On Sunday Father Scanlan, at the Roman Catholic Church, called upon all right-minded people to help the police and maintain the authority of the law. He said that numerous friends had condoled with him on account of the death of Constable Scanlan, whom they had heard was his cousin. There was no relationship between them, but the manner in which the deceased trooper had conducted himself in the district would have made him (Father Scanlan) proud to call him a kinsman. The reverend gentleman is bestirring himself about the erection of a monument in the Mansfield Cemetery.
Born, John L Scanlon at Ballylongford, Lisselton in Jan. 1847, Ordained at All Hallows 1871, died 8th January 1880
Until 1874 the entire colony of Victoria was under the care of the arch diocese of Melbourne. The suffragen Dioceses of Ballarat and Sandhurst came into being. Sandhurst was then served by seven priests and the four parishes forming the new diocese were Bendigo, Echuca, Wangaratta and Beechworth. In 1876, two years later, the parishes of Chiltern, Benalla and Nagambie were established.
1855 – From Beechworth, a potential Federal Capital, Fr Patrick Smyth came to Benalla to build its first Church/School in 1855. The 1st mass offered in Benalla was on the site of what was later to become the “Liverpool Arms” hotel
1858 – St Joseph’s School established.
1866 – First St Joseph’s church built.
1876 – Benalla remained under the guidance of Wangaratta until 1876 when Fr John Scanlon, the assistant priest of Beechworth, became the 1st pastor with headquarters in Benalla. His health deteriorated and at an early age of 33, he died in January 1880. Our Lady’s altar in St Joseph’s was erected in his memory.”
Scanlon is a name we often meet in North Kerry. Maybe Fr. Scanlon still has relatives living here.
Both of these photos were taken in the same location, Limerick Railway Station. It looks very much the same today, except of course for the soldiers and horse drawn carriages.

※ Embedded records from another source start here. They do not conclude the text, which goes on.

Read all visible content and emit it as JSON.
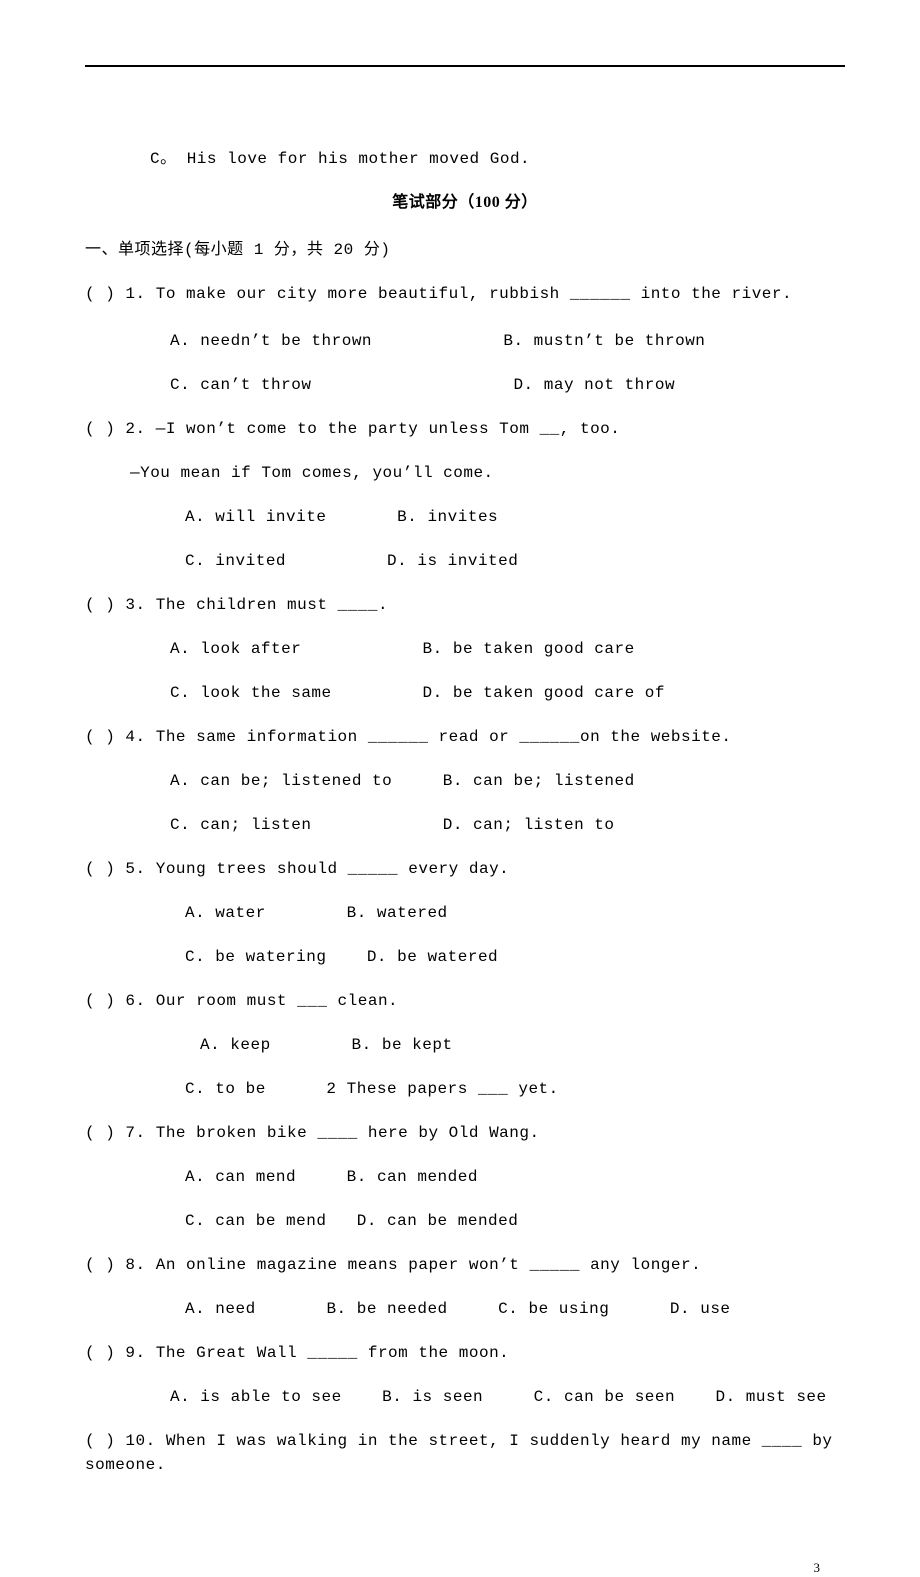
{
  "top_option_c": "C。 His love for his mother moved God.",
  "section_title": "笔试部分（100 分）",
  "section1_header": "一、单项选择(每小题 1 分，共 20 分)",
  "q1": {
    "prompt": "(    ) 1. To make our city more beautiful, rubbish ______ into the river.",
    "a": "A. needn’t be thrown",
    "b": "B. mustn’t be thrown",
    "c": "C. can’t throw",
    "d": "D. may not throw"
  },
  "q2": {
    "prompt": "(    ) 2. —I won’t come to the party unless Tom __, too.",
    "cont": "—You mean if Tom comes, you’ll come.",
    "a": "A. will invite",
    "b": "B. invites",
    "c": "C. invited",
    "d": "D. is invited"
  },
  "q3": {
    "prompt": "(    ) 3. The children must ____.",
    "a": "A. look after",
    "b": "B. be taken good care",
    "c": "C. look the same",
    "d": "D. be taken good care of"
  },
  "q4": {
    "prompt": "(      ) 4. The same information ______ read or ______on the website.",
    "a": "A. can be; listened to",
    "b": "B. can be; listened",
    "c": "C. can; listen",
    "d": "D. can; listen to"
  },
  "q5": {
    "prompt": "(    ) 5. Young trees should _____ every day.",
    "a": "A. water",
    "b": "B. watered",
    "c": "C. be watering",
    "d": "D. be watered"
  },
  "q6": {
    "prompt": "(    ) 6. Our room must ___ clean.",
    "a": "A. keep",
    "b": "B. be kept",
    "c": "C. to be",
    "cont": "2 These papers ___ yet."
  },
  "q7": {
    "prompt": "(    ) 7. The broken bike ____ here by Old Wang.",
    "a": "A. can mend",
    "b": "B. can mended",
    "c": "C. can be mend",
    "d": "D. can be mended"
  },
  "q8": {
    "prompt": "(    ) 8. An online magazine means paper won’t _____ any longer.",
    "a": "A. need",
    "b": "B. be needed",
    "c": "C. be using",
    "d": "D. use"
  },
  "q9": {
    "prompt": "(    ) 9. The Great Wall _____ from the moon.",
    "a": "A. is able to see",
    "b": "B. is seen",
    "c": "C. can be seen",
    "d": "D. must see"
  },
  "q10": {
    "prompt": "(    ) 10. When I was walking in the street, I suddenly heard my name ____ by someone."
  },
  "page_number": "3"
}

This is a little gem of a film about the demise of the public phone box, with poignant footage of some older people talking about the role of the phone box in their lives.

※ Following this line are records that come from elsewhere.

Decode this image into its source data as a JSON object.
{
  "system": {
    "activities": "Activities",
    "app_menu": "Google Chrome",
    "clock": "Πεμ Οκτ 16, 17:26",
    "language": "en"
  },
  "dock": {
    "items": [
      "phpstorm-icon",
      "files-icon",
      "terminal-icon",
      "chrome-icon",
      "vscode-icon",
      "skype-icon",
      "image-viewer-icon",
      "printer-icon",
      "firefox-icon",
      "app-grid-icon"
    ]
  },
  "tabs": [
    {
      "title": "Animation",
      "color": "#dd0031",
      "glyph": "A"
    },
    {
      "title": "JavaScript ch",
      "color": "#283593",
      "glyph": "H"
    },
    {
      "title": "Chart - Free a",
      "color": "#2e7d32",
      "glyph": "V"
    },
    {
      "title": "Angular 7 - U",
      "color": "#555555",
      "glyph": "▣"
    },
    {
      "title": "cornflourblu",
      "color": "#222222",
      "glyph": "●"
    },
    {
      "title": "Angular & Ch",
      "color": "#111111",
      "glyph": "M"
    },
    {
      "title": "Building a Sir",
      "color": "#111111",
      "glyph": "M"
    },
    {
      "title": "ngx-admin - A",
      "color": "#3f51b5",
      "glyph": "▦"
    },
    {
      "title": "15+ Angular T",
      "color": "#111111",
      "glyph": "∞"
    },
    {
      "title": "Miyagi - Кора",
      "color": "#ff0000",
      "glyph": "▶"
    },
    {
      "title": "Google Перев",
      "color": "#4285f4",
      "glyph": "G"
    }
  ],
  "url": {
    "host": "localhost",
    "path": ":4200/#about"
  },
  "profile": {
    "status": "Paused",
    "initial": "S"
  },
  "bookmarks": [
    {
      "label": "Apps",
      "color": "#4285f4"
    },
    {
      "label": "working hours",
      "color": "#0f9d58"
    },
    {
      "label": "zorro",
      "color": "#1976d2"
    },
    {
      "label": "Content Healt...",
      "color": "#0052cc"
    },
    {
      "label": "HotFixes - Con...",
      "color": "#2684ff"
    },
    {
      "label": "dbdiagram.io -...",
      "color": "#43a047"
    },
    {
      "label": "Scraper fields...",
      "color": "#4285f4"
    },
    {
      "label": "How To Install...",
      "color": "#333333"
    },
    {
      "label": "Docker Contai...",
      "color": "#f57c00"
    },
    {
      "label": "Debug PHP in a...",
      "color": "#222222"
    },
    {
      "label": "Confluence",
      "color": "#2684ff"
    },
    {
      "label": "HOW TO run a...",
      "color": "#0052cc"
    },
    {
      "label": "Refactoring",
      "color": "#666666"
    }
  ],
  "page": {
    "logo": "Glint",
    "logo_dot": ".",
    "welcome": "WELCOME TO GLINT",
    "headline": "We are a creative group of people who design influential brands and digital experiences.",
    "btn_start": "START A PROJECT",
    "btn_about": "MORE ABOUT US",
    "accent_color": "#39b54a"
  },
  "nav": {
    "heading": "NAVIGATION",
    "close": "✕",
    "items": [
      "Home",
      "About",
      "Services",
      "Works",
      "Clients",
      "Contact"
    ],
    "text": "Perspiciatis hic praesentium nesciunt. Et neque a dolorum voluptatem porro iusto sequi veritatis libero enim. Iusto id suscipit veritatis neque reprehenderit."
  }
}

The film prompted me to go out and photograph what was left in the way of public phone booths in Listowel. I’d welcome anyone’s reminiscences of using public phones in these parts. I know some people have interesting stories to tell.

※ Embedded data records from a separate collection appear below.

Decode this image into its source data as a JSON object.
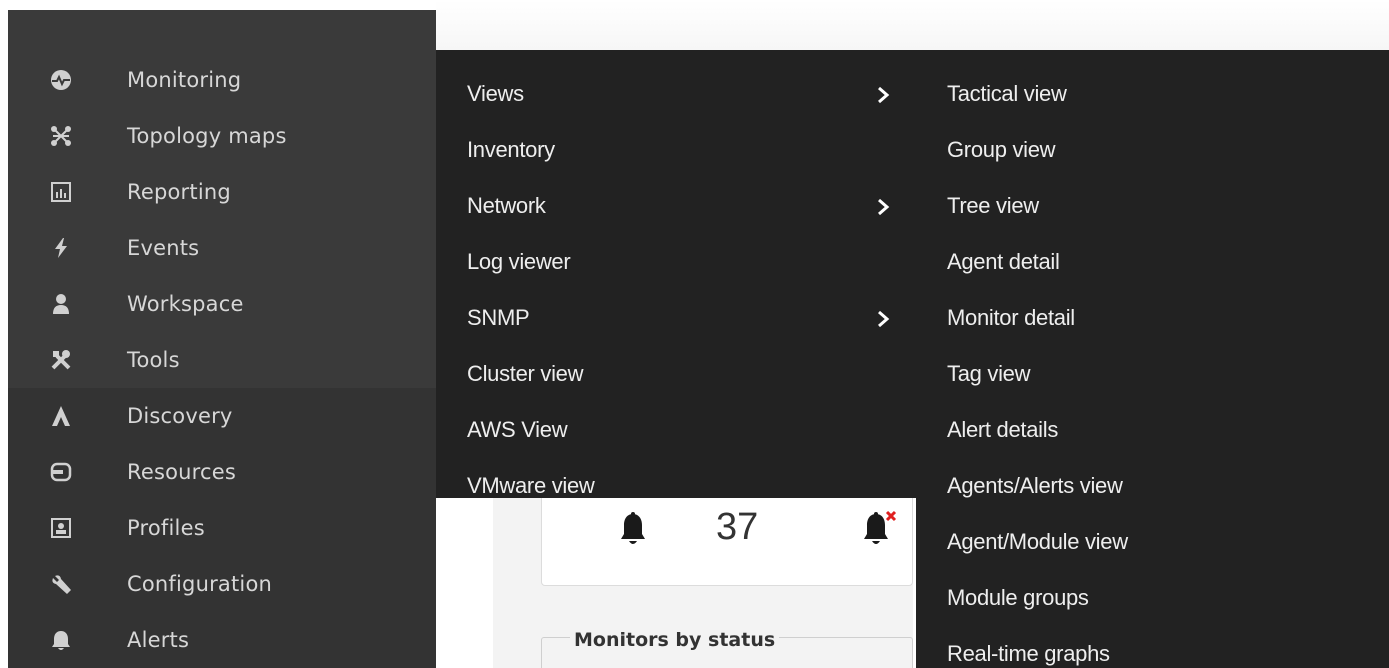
{
  "sidebar": {
    "items": [
      {
        "label": "Monitoring",
        "icon": "monitoring-icon"
      },
      {
        "label": "Topology maps",
        "icon": "topology-icon"
      },
      {
        "label": "Reporting",
        "icon": "reporting-icon"
      },
      {
        "label": "Events",
        "icon": "lightning-icon"
      },
      {
        "label": "Workspace",
        "icon": "user-icon"
      },
      {
        "label": "Tools",
        "icon": "tools-icon"
      },
      {
        "label": "Discovery",
        "icon": "discovery-icon"
      },
      {
        "label": "Resources",
        "icon": "resources-icon"
      },
      {
        "label": "Profiles",
        "icon": "profile-card-icon"
      },
      {
        "label": "Configuration",
        "icon": "wrench-icon"
      },
      {
        "label": "Alerts",
        "icon": "bell-icon"
      }
    ]
  },
  "submenu": {
    "items": [
      {
        "label": "Views",
        "has_children": true
      },
      {
        "label": "Inventory",
        "has_children": false
      },
      {
        "label": "Network",
        "has_children": true
      },
      {
        "label": "Log viewer",
        "has_children": false
      },
      {
        "label": "SNMP",
        "has_children": true
      },
      {
        "label": "Cluster view",
        "has_children": false
      },
      {
        "label": "AWS View",
        "has_children": false
      },
      {
        "label": "VMware view",
        "has_children": false
      }
    ]
  },
  "views_submenu": {
    "items": [
      {
        "label": "Tactical view"
      },
      {
        "label": "Group view"
      },
      {
        "label": "Tree view"
      },
      {
        "label": "Agent detail"
      },
      {
        "label": "Monitor detail"
      },
      {
        "label": "Tag view"
      },
      {
        "label": "Alert details"
      },
      {
        "label": "Agents/Alerts view"
      },
      {
        "label": "Agent/Module view"
      },
      {
        "label": "Module groups"
      },
      {
        "label": "Real-time graphs"
      }
    ]
  },
  "background": {
    "alerts_count": "37",
    "monitors_legend": "Monitors by status"
  },
  "colors": {
    "sidebar_bg": "#333333",
    "sidebar_active_bg": "#3a3a3a",
    "menu_bg": "#222222",
    "menu_text": "#eeeeee",
    "alert_red": "#e02020"
  }
}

|2 phone booth in The Square
There used to be one in O’Connell’s Ave., in Ballygologue Park, in Main Street and one inside and one outside the post office. All of these are gone now.
Do you know that the minimum charge for a call from a public phone box is now €2. It increased 100% this month. The rate per minute has also doubled so a five minute chat on a public phone in Ireland will cost you €5.
Since Ireland has one of the highest instances of mobile phone ownership, this new price hike ensures that public phones will be used even less than at present.
“But the 1,051,947 calls made in 2012 is small compared to 5,929,791 calls in 2007. There were 2,287 pay phones at the end of 2012 compared to 5,523 payphones six years ago.”
These are Eircom figures. I think there might be a few phone boxes from other providers in large areas of population.